My mood lightened somewhat when the dawn chorus started up; and by the time I crawled into bed I was feeling a little happier with my lot. At least I had something to show for my labors, I thought to myself: if I were to die in my sleep, there would be something left behind, besides the hairs in the sink, and the spit stains on my pillow. Something which had come from my hand and head; evidence, if you will, of my desire to make order of chaos. Speaking of chaos, I realized as I fell asleep that I'd missed Marietta's wedding celebrations. Not that I would have ventured out to attend them; even if the book had not been demanding my attention I would have made some excuse not to go. When I finally travel beyond the perimeters of L'Enfant it won't be to go on a drunken rampage with a bar full of Marietta's lesbian buddies. On the other hand I couldn't help but think that her wedding-assuming it took place-was yet further evidence of how things were changing; and how I, who'd witnessed all these changes, and been their loyal transcriber, was now left behind. A self-pitying thought, no doubt; but sometimes self-pity works better than any lullaby. Bathing in a stew of martyrdom, I fell asleep.

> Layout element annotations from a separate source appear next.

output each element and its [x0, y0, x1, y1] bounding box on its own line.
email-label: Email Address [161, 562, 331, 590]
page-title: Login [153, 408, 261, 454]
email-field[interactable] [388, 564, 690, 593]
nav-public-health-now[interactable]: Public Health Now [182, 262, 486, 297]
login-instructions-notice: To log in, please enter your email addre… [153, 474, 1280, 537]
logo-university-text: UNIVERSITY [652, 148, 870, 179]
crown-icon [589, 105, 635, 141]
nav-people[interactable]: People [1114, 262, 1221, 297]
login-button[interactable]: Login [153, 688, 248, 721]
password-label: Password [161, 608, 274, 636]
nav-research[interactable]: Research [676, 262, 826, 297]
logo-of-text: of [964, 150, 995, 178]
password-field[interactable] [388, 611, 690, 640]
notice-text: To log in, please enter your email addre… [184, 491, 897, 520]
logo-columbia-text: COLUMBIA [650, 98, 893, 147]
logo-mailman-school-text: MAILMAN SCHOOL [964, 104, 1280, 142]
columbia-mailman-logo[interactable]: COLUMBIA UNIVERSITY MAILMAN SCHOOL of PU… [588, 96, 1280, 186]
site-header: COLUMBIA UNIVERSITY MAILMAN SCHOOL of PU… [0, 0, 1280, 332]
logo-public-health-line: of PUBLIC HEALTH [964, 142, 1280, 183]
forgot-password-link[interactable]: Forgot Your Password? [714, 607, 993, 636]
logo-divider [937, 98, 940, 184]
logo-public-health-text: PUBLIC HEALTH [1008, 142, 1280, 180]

I dreamed again; and this time I didn't dream of the sea, or of the gray wastes of a city, but of a bright burnished sky, and a wilderness of desert. A little way off from me, there was a caravan of men and camels, its passage raising clouds of ocher dust. I could hear the camel drivers yelling to their animals, and the sharp snap of their sticks against the creatures' flanks. I could smell them too, even though they were a quarter of a mile from me: the pungent aroma of dirt and hide. I had no great desire to join their company, but when I looked around I saw that the landscape was otherwise empty in every direction.